Tekio

Personal information
- Full name: Sergio Blázquez Sánchez
- Date of birth: 30 July 1990 (age 34)
- Place of birth: Molina de Segura, Spain
- Height: 1.88 m (6 ft 2 in)
- Position(s): Right-back

Team information
- Current team: Torrellano

Youth career
- Molinense
- 2008–2009: Murcia Deportivo

Senior career*
- Years: Team / Apps / (Gls)
- 2007–2008: Molinense
- 2009–2011: UCAM Murcia / 53 / (1)
- 2011–2013: Valladolid B / 20 / (0)
- 2011: Valladolid / 9 / (0)
- 2013–2017: UCAM Murcia / 126 / (0)
- 2017–2020: Elche / 57 / (0)
- 2020–2021: Volos / 17 / (0)
- 2021: Logroñés / 13 / (0)
- 2022: UCAM Murcia / 19 / (0)
- 2022–2024: Racing Cartagena / 56 / (0)
- 2024–: Torrellano / 1 / (0)

= Tekio =

Spanish footballer

Sergio Blázquez Sánchez (born 30 July 1990), commonly known as Tekio, is a Spanish professional footballer who plays for Torrellano in Tercera Federación as a right-back.

==Career==
Born in Molina de Segura, Region of Murcia, Tekio made his senior debuts with Molinense in the 2007–08 campaign, in the regional leagues. After a brief spell at Murcia Deportivo CF (only registered with the youth sides, however), he joined Tercera División club UCAM Murcia CF in June 2009.

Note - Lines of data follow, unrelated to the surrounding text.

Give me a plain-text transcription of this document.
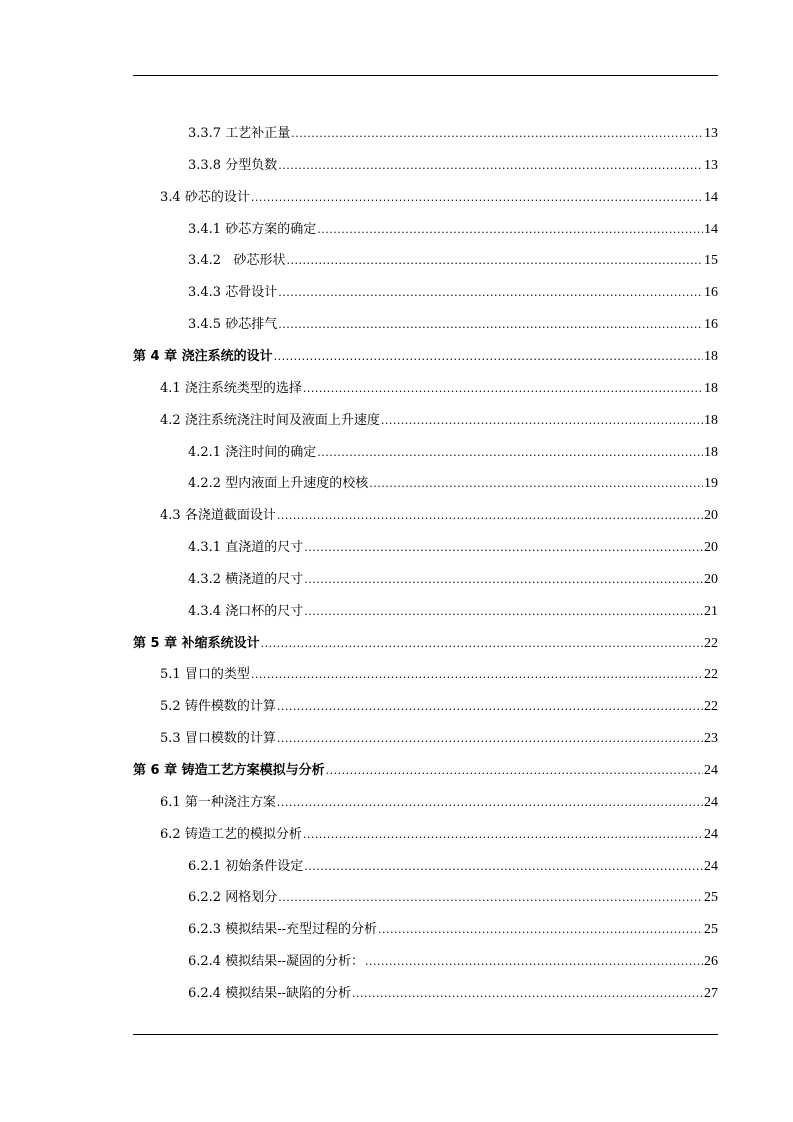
3.3.7 工艺补正量 .....	13
3.3.8 分型负数 .....	13
3.4 砂芯的设计 .....	14
3.4.1 砂芯方案的确定 .....	14
3.4.2 砂芯形状 .....	15
3.4.3 芯骨设计 .....	16
3.4.5 砂芯排气 .....	16
第 4 章 浇注系统的设计 .....	18
4.1 浇注系统类型的选择 .....	18
4.2 浇注系统浇注时间及液面上升速度 .....	18
4.2.1 浇注时间的确定 .....	18
4.2.2 型内液面上升速度的校核 .....	19
4.3 各浇道截面设计 .....	20
4.3.1 直浇道的尺寸 .....	20
4.3.2 横浇道的尺寸 .....	20
4.3.4 浇口杯的尺寸 .....	21
第 5 章 补缩系统设计 .....	22
5.1 冒口的类型 .....	22
5.2 铸件模数的计算 .....	22
5.3 冒口模数的计算 .....	23
第 6 章 铸造工艺方案模拟与分析 .....	24
6.1 第一种浇注方案 .....	24
6.2 铸造工艺的模拟分析 .....	24
6.2.1 初始条件设定 .....	24
6.2.2 网格划分 .....	25
6.2.3 模拟结果--充型过程的分析 .....	25
6.2.4 模拟结果--凝固的分析： .....	26
6.2.4 模拟结果--缺陷的分析 .....	27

In the 2011 summer Tekio joined Real Valladolid B also in the fourth level, and appeared with the main squad during the whole pre-season. He played his first match as a professional on 3 September, starting in a 2–0 home success over Córdoba in the Segunda División.

Tekio eventually returned to the B-team in December 2011, and rescinded his link with the Pucelanos on 17 January 2013. He signed for former team UCAM Murcia, now in the Segunda División B, in the following day.

=== Volos ===

On 3 June 2021, Greek Super League club Volos announced they awarded Tekio with a renewal of his contract, being one of the key players for the successful 2020–21 season.

One month later, on 6 July 2021, they announced his release and transfer to Spanish 3rd tier Logroñés.